Without having seen Colombiana, it really felt very familiar just from watching the trailer.
Matrix style action sequences with fast cutting and multiple speeds, big explosions, tons of bullet casings hitting the floor, a young girl going through something horrible, probably witnessing her family getting killed, then of course she grows up and gets revenge.
Yes, there’s still plenty of revenge movies coming to a theater near you, and it’s amusing to see how much milage Hollywood has gotten out of a very dated genre.
The Hollywood Reporter called Colombiana a “bullets and bras” thriller, and it was Kill Bill that relaunched the revenge movies.

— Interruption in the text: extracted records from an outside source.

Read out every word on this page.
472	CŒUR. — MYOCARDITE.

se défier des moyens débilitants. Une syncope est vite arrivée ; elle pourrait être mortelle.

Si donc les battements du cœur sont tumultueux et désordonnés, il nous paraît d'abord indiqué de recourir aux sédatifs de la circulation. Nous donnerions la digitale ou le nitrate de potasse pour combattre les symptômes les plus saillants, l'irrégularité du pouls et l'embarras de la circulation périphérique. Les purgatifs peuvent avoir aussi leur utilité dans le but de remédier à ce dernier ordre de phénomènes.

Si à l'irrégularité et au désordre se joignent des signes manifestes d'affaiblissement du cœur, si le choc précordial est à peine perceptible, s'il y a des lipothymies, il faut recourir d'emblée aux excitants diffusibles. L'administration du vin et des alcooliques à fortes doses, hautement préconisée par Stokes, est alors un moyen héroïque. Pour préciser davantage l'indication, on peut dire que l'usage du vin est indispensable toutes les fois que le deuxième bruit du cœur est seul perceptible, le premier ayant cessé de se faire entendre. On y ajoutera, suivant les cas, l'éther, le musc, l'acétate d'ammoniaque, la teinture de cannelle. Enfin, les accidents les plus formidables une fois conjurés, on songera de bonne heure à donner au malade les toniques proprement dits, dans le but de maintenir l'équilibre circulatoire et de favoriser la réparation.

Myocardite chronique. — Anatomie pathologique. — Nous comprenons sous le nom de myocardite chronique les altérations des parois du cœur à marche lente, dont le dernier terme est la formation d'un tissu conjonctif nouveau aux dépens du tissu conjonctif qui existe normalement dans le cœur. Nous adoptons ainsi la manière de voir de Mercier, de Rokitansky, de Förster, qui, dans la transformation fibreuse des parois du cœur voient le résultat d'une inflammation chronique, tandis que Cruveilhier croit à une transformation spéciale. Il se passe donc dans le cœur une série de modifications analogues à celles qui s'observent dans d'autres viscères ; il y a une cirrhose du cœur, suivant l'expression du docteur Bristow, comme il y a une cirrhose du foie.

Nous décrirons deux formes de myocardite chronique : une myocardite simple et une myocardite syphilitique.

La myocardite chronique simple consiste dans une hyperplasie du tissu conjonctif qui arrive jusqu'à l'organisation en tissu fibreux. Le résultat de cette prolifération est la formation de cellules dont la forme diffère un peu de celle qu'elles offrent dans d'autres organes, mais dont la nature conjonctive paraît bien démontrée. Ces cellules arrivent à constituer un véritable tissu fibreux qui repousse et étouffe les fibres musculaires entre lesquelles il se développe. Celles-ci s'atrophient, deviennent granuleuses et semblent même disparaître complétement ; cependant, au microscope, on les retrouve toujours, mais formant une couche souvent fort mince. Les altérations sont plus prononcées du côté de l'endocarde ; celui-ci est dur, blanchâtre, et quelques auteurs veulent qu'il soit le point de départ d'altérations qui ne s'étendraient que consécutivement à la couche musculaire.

As Quentin Tarantino once explained to Vanity Fair, in revenge movies the first twenty minutes everything is great, then a bunch of guys kill your family, and you spend the rest of the movie hunting them down and killing ‘em. (He didn’t mention one of the most important rules of the genre, the biggest a-hole behind it all usually gets it last, and their death is usually the most hideous.) Not really much more to a revenge, which is why you have to bring a lot more to a revenge film to make it interesting.
One of Tarantino’s all time favorites was Rolling Thunder; he even named one of his production companies after it. Not only do a bunch of rednecks kill William Devane’s family, they also cram his hand down the garbage disposal, and he’s forced to replace it with a hook. (The logo for Tarantino’s Rolling Thunder was a bloody metal hook.)

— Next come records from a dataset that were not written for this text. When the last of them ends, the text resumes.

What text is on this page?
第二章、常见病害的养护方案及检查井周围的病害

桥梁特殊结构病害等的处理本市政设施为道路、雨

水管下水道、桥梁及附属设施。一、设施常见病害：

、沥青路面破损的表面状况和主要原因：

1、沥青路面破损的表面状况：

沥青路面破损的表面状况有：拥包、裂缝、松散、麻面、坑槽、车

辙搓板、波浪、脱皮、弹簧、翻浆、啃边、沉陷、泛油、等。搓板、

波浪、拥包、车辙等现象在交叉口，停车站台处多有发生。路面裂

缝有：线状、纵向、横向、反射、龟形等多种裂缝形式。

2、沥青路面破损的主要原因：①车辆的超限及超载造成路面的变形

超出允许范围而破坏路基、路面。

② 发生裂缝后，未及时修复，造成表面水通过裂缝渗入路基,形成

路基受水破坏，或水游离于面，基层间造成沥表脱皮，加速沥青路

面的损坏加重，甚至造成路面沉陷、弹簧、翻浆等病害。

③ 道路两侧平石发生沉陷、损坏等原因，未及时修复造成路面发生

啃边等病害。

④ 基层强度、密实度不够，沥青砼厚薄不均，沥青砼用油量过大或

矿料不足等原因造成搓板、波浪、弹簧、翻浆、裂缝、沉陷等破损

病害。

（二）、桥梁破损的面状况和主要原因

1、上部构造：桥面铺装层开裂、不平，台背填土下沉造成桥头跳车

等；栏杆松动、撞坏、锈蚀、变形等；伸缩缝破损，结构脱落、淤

Kill Bill brought the revenge genre back with women, and two female revenge films also helped inspire it, They Call Her One Eye and I Spit On Your Grave. Both are pretty hideous movies, but they’re also both surprisingly well made.
Grave was especially controversial, and in the early eighties, Siskel and Ebert raved against it constantly on Sneak Previews, their show before At the Movies. (Grave eventually got pulled from theaters in Chicago, which Ebert later claimed he wasn’t aware of). However, Grave did very well on home video at the dawn of the VCR boom, and it sold especially well – even though not many people owned VCRs at the time.
Considering how popular revenge films have become in recent years, nobody really remembers the movie that started it all, Charles Bronson’s Death Wish, and it has the usual revenge formula of kill the guy’s family, then he becomes a one man vigilante, killing as many muggers, thieves and scum as he can until he gets the right guys.
When the film, which takes place in New York, came out in 1974, the city was over-run with crime, and many theatergoers who’d had enough lived vicariously through the Bronson character – Paul Kersey – wishing they could also take the law into their own hands.
Two other interesting variations on revenge that come to mind are Death Rides a Horse, a terrific spaghetti western revenge flick that Tarantino sampled some of the music from for Kill Bill, and Orca, which was pretty much the reverse of Moby Dick where the whale’s wife is harpooned, and he seeks vengeance on the culprit. The joke went the movie should have been called Death Fish, and they both had the same producer, the late Dino De Laurentiis.
Again, there’s not much to a revenge film unless you can bring something different or innovative to it, and if not, it can be a pretty predictable exercise.
At a seminar for Fade In magazine, Christopher McQuarrie, screenwriter of The Usual Suspects, advised the audience to never write a movie about revenge because it’s the dumbest thing you can make a movie about. He did, however, point to one exception he thought was a brilliant reinvention of a revenge story: Robocop.